A stored cross‑site scripting flaw exists in the Add Pages functionality of the Online Examination System. This vulnerability allows an attacker to supply malicious script content that is persisted and later rendered to arbitrary users. When a victim visits a page containing the stored payload, the script executes in their browser, potentially exposing session cookies, hijacking accounts, or defacing content. The CWE identifiers indicate an input validation problem (CWE‑79) and possible code injection (CWE‑94). The reported CVSS score of 5.1 reflects a moderate risk when the vulnerability is active. The attack can be carried out remotely by exploiting the Add Pages interface, and the public disclosure indicates that at least one example exploit is known.

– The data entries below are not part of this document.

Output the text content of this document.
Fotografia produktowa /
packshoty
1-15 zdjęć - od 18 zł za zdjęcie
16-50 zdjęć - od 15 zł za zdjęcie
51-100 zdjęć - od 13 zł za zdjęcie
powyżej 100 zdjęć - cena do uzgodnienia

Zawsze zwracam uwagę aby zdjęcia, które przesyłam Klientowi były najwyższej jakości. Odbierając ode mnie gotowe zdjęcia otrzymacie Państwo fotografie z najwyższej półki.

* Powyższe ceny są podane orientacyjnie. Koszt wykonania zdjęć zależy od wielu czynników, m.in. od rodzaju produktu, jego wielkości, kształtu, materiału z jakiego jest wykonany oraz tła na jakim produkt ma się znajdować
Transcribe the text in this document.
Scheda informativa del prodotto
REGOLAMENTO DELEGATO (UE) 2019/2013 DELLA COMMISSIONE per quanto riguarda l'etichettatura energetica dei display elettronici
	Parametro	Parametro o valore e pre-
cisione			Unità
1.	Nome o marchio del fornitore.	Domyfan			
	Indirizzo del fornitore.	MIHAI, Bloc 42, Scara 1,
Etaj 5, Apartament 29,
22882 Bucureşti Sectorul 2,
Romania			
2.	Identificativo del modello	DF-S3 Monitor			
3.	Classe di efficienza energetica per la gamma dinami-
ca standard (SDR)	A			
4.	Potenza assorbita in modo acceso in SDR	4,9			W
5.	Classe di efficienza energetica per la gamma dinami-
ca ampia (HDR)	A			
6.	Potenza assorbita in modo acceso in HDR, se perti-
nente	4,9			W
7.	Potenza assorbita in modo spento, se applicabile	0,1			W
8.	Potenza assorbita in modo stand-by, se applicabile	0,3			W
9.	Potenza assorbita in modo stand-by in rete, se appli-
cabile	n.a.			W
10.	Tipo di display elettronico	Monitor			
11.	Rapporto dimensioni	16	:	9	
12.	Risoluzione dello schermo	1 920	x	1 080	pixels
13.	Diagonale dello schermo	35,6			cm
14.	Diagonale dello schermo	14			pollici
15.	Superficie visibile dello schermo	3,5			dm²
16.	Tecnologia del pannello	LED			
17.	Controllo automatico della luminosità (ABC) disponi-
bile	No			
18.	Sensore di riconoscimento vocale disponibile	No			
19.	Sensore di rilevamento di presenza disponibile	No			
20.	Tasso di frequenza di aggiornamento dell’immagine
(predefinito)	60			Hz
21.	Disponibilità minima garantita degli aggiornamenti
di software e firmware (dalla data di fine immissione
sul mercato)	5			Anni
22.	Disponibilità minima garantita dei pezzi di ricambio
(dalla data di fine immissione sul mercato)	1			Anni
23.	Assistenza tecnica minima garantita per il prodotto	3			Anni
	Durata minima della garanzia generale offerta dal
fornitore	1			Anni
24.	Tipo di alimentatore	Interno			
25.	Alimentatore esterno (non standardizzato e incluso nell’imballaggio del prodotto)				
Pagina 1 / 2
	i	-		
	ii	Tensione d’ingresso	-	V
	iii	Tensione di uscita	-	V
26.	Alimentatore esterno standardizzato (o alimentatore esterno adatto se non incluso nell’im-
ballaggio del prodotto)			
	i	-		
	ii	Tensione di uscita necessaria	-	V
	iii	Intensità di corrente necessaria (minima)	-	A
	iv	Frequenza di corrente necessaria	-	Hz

The affected product is the Online Examination System developed by code‑projects, version 1.0. This is the only version documented by the CNA, and the vendor’s product cpe string identifies this single release.

The EPSS score is below 1%, suggesting a low probability of exploitation at the time of this analysis. The vulnerability is not currently listed in the CISA Known Exploited Vulnerabilities catalog. Attack entry requires remote submission of a malicious payload via the Add Pages component; the payload is then stored and executed for all users who view the affected page. Because the flaw is stored, any authenticated or unauthenticated user visiting the modified page would be vulnerable, raising security impact, yet the low EPSS score indicates that active exploitation may be rare. The CVSS score reflects the potential for loss of confidentiality, integrity, and availability if an attacker successfully injects code.